Lesley Shand QC, who appeared on behalf of the respondent submitted that the Lord Ordinary had not erred.
The only case pled against the defender was that there had only been one egress route and that had not been enough, as the judge had found as a matter of fact that there had been more than one such route.
The Lord Ordinary’s construction of section 53 of the 2005 Act was “correct” as was the reasoning which had led her to that construction.
On the case based on the duty imposed by regulation 40 of the CDM Regulations, it was argued that no evidence had been led by the pursuer to support a breach of the relevant provision.
In relation to the cross-appeal, it was submitted that psychiatric injury unaccompanied by physical injury is not within the ambit of section 53 of the 2005 Act and accordingly the provision does not afford the pursuer a remedy in respect of psychiatric injury suffered by reason of what would otherwise be a breach of the obligation imposed by the section.

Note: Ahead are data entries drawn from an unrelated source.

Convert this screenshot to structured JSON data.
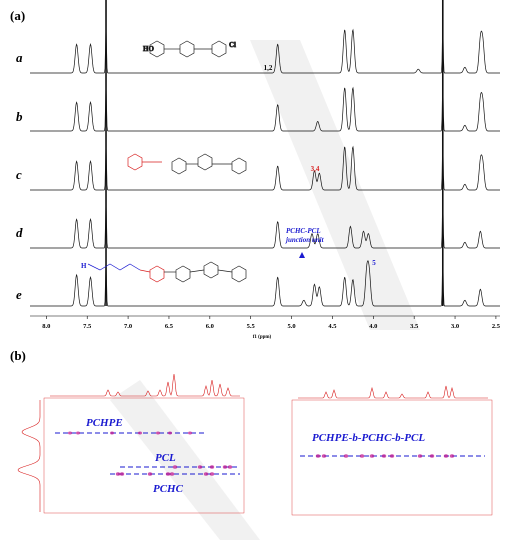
{
  "figure": {
    "panel_a_label": "(a)",
    "panel_b_label": "(b)"
  },
  "colors": {
    "spectrum": "#111111",
    "accent_red": "#d81e1e",
    "accent_blue": "#1a1ad0",
    "watermark": "#e8e8e8",
    "projection_red": "#d81e1e"
  },
  "chart_data": [
    {
      "type": "line",
      "title": "",
      "xlabel": "f1 (ppm)",
      "ylabel": "",
      "xlim": [
        8.2,
        2.45
      ],
      "x_reversed": true,
      "x_ticks": [
        "8.0",
        "7.5",
        "7.0",
        "6.5",
        "6.0",
        "5.5",
        "5.0",
        "4.5",
        "4.0",
        "3.5",
        "3.0",
        "2.5"
      ],
      "grid": false,
      "series": [
        {
          "name": "a",
          "peaks": [
            [
              7.63,
              0.6
            ],
            [
              7.46,
              0.6
            ],
            [
              7.27,
              1.0
            ],
            [
              5.17,
              0.6
            ],
            [
              4.35,
              0.9
            ],
            [
              4.25,
              0.9
            ],
            [
              3.45,
              0.08
            ],
            [
              3.15,
              1.0
            ],
            [
              2.88,
              0.12
            ],
            [
              2.69,
              0.65
            ],
            [
              2.66,
              0.6
            ]
          ]
        },
        {
          "name": "b",
          "peaks": [
            [
              7.63,
              0.6
            ],
            [
              7.46,
              0.6
            ],
            [
              7.27,
              1.0
            ],
            [
              5.17,
              0.55
            ],
            [
              4.68,
              0.2
            ],
            [
              4.35,
              0.9
            ],
            [
              4.25,
              0.9
            ],
            [
              3.15,
              1.0
            ],
            [
              2.88,
              0.12
            ],
            [
              2.69,
              0.6
            ],
            [
              2.66,
              0.55
            ]
          ]
        },
        {
          "name": "c",
          "peaks": [
            [
              7.63,
              0.6
            ],
            [
              7.46,
              0.6
            ],
            [
              7.27,
              1.0
            ],
            [
              5.17,
              0.5
            ],
            [
              4.72,
              0.4
            ],
            [
              4.66,
              0.35
            ],
            [
              4.35,
              0.9
            ],
            [
              4.25,
              0.9
            ],
            [
              3.15,
              1.0
            ],
            [
              2.88,
              0.12
            ],
            [
              2.69,
              0.55
            ],
            [
              2.66,
              0.5
            ]
          ]
        },
        {
          "name": "d",
          "peaks": [
            [
              7.63,
              0.6
            ],
            [
              7.46,
              0.6
            ],
            [
              7.27,
              1.0
            ],
            [
              5.17,
              0.55
            ],
            [
              4.75,
              0.3
            ],
            [
              4.68,
              0.3
            ],
            [
              4.28,
              0.45
            ],
            [
              4.12,
              0.35
            ],
            [
              4.06,
              0.3
            ],
            [
              3.15,
              1.0
            ],
            [
              2.88,
              0.12
            ],
            [
              2.69,
              0.35
            ]
          ]
        },
        {
          "name": "e",
          "peaks": [
            [
              7.63,
              0.65
            ],
            [
              7.46,
              0.6
            ],
            [
              7.27,
              1.0
            ],
            [
              5.17,
              0.6
            ],
            [
              4.85,
              0.12
            ],
            [
              4.72,
              0.45
            ],
            [
              4.66,
              0.4
            ],
            [
              4.35,
              0.6
            ],
            [
              4.25,
              0.55
            ],
            [
              4.08,
              0.7
            ],
            [
              4.05,
              0.65
            ],
            [
              3.15,
              1.0
            ],
            [
              2.88,
              0.12
            ],
            [
              2.69,
              0.35
            ]
          ]
        }
      ],
      "annotations": {
        "peak_12": "1,2",
        "peak_34": "3,4",
        "junction_line1": "PCHC-PCL",
        "junction_line2": "junction unit",
        "peak_5": "5"
      }
    },
    {
      "type": "heatmap",
      "title": "",
      "labels": [
        "PCHPE",
        "PCL",
        "PCHC"
      ]
    },
    {
      "type": "heatmap",
      "title": "",
      "labels": [
        "PCHPE-b-PCHC-b-PCL"
      ]
    }
  ],
  "structures": {
    "a_label_left": "HO",
    "a_label_right": "Cl",
    "e_label_left": "H"
  }
}
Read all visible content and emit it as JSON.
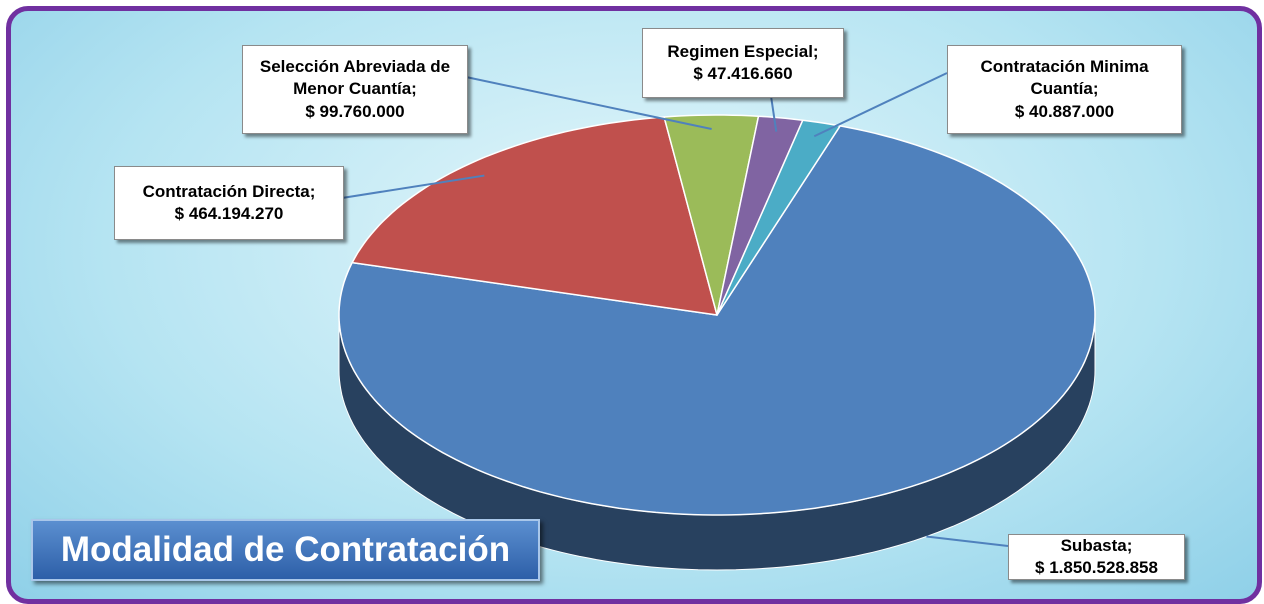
{
  "chart_data": {
    "type": "pie3d",
    "title": "Modalidad de Contratación",
    "categories": [
      "Subasta;",
      "Contratación Directa;",
      "Selección Abreviada de Menor Cuantía;",
      "Regimen Especial;",
      "Contratación Minima Cuantía;"
    ],
    "values": [
      1850528858,
      464194270,
      99760000,
      47416660,
      40887000
    ],
    "value_labels": [
      "$ 1.850.528.858",
      "$ 464.194.270",
      "$ 99.760.000",
      "$ 47.416.660",
      "$ 40.887.000"
    ],
    "colors": [
      "#4f81bd",
      "#c0504d",
      "#9bbb59",
      "#8064a2",
      "#4bacc6"
    ]
  }
}
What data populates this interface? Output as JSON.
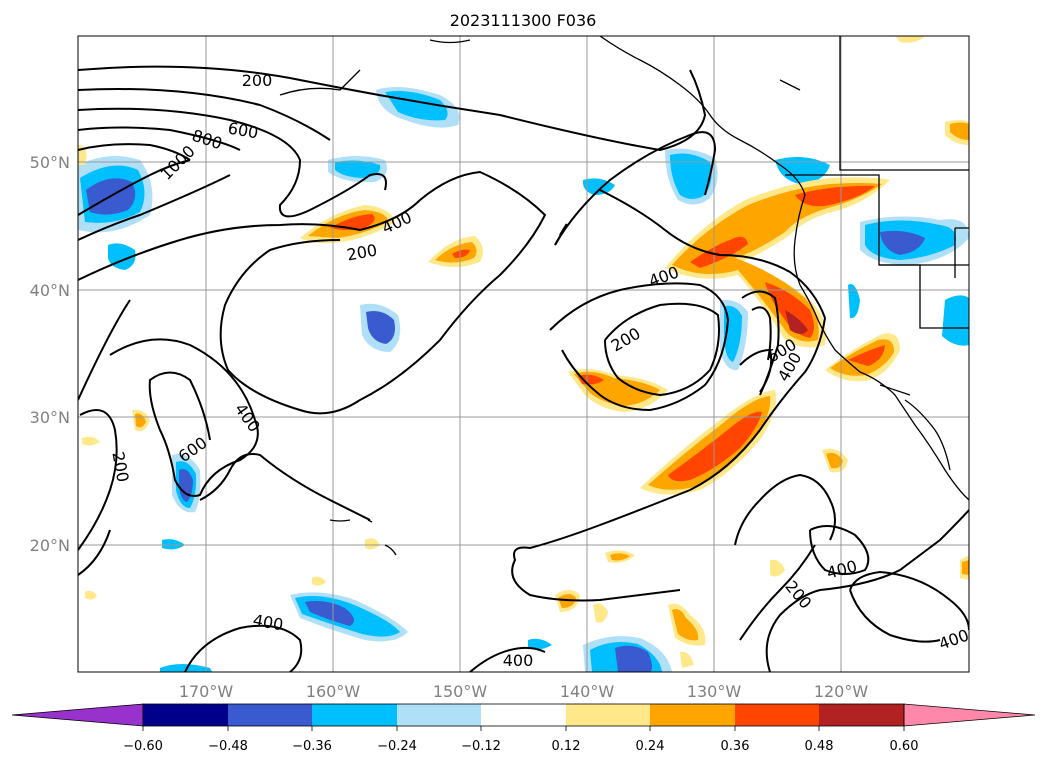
{
  "title": "2023111300 F036",
  "lat_labels": [
    "50°N",
    "40°N",
    "30°N",
    "20°N"
  ],
  "lon_labels": [
    "170°W",
    "160°W",
    "150°W",
    "140°W",
    "130°W",
    "120°W"
  ],
  "colorbar": {
    "ticks": [
      "−0.60",
      "−0.48",
      "−0.36",
      "−0.24",
      "−0.12",
      "0.12",
      "0.24",
      "0.36",
      "0.48",
      "0.60"
    ],
    "colors": [
      "#9932cc",
      "#00008b",
      "#3a5bcf",
      "#00bfff",
      "#b0e0f8",
      "#ffffff",
      "#ffe88a",
      "#ffa500",
      "#ff4500",
      "#b22222",
      "#ff88aa"
    ]
  },
  "contour_labels": [
    {
      "text": "200",
      "id": "c200a"
    },
    {
      "text": "800",
      "id": "c800"
    },
    {
      "text": "600",
      "id": "c600a"
    },
    {
      "text": "1000",
      "id": "c1000"
    },
    {
      "text": "400",
      "id": "c400a"
    },
    {
      "text": "200",
      "id": "c200b"
    },
    {
      "text": "400",
      "id": "c400b"
    },
    {
      "text": "200",
      "id": "c200c"
    },
    {
      "text": "600",
      "id": "c600b"
    },
    {
      "text": "400",
      "id": "c400c"
    },
    {
      "text": "400",
      "id": "c400d"
    },
    {
      "text": "600",
      "id": "c600c"
    },
    {
      "text": "200",
      "id": "c200d"
    },
    {
      "text": "400",
      "id": "c400e"
    },
    {
      "text": "200",
      "id": "c200e"
    },
    {
      "text": "400",
      "id": "c400f"
    },
    {
      "text": "400",
      "id": "c400g"
    },
    {
      "text": "400",
      "id": "c400h"
    }
  ]
}
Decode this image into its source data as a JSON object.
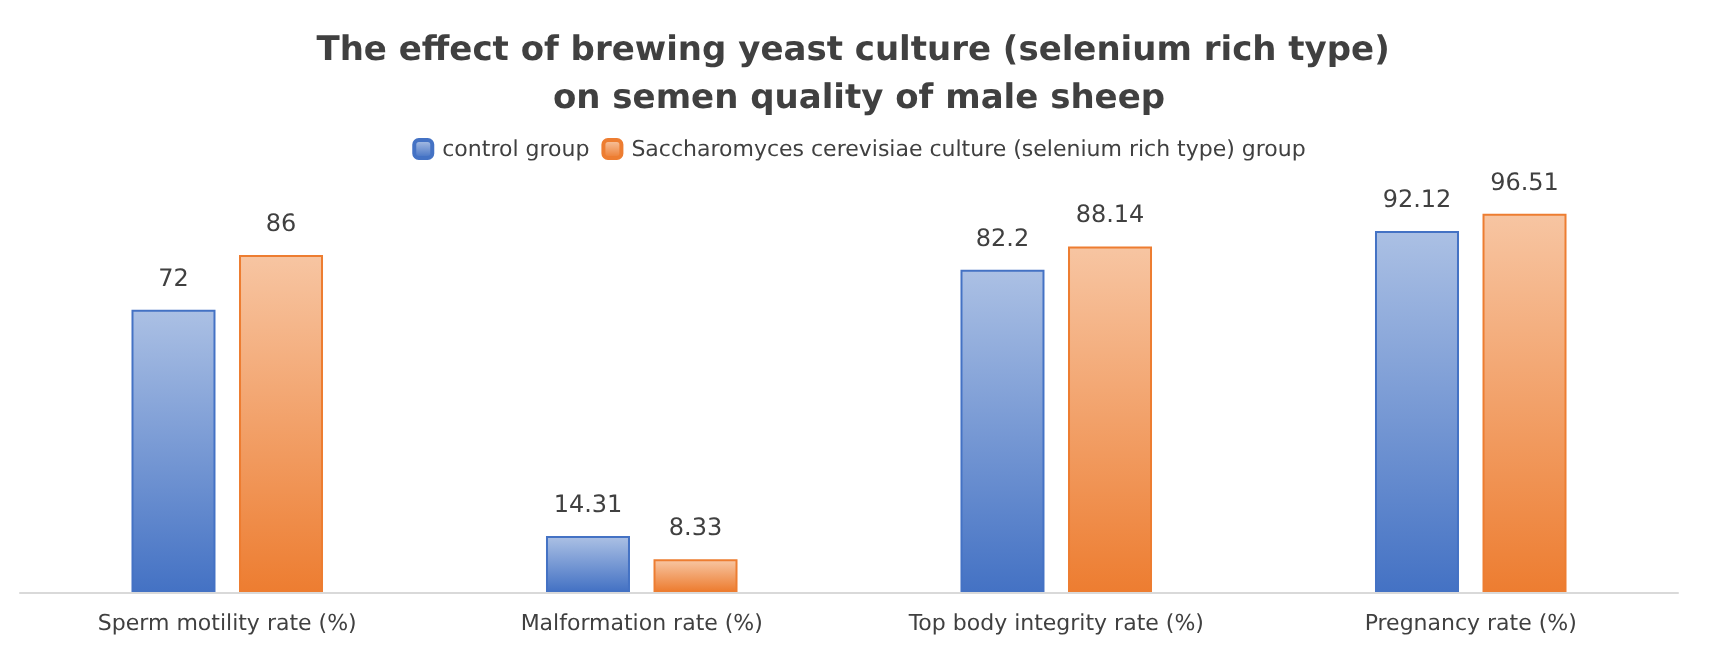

Pursuer failed to prove case
However, the judges agreed that the appeal should be refused.
In his written opinion Lord Brodie said: “The defender pled a case that it had done what was reasonably practicable to do in discharge of its section 53(1) duty. It led evidence in support of that case which was accepted by the Lord Ordinary…In my opinion the pursuer has failed to identify any fire safety measure which was not in place and which, had it been in place, would have prevented the pursuer suffering the harm in respect of which he sues.
“Moreover, at the time of what the pursuer describes as his accident, the Lord Ordinary’s (perhaps surprising) assessment was that the risk of fire was not foreseeable to the defender. Accordingly, the defender has discharged the onus upon it to show that it did what was reasonably practicable. The pursuer’s case of breach of section 53(1) fails.”
He also held that there was “no reverse onus imposed by regulation 40”.
The judge added: “It is therefore for the pursuer to plead and prove what it was about the routes and exits from the Absorber which was not sufficient or not suitable…The pursuer’s contention (and only contention) was that there was only one exit and one exit was not sufficient.
“As explained at paragraphs  to  of her Opinion, having considered the pursuer’s case based on Regulation 40 the Lord Ordinary rejected it, the short point being that she found on the evidence that three routes were provided, rather than one. Having found that its factual basis had not been established, the Lord Ordinary was bound to reject the Regulation 40 case, as would I.”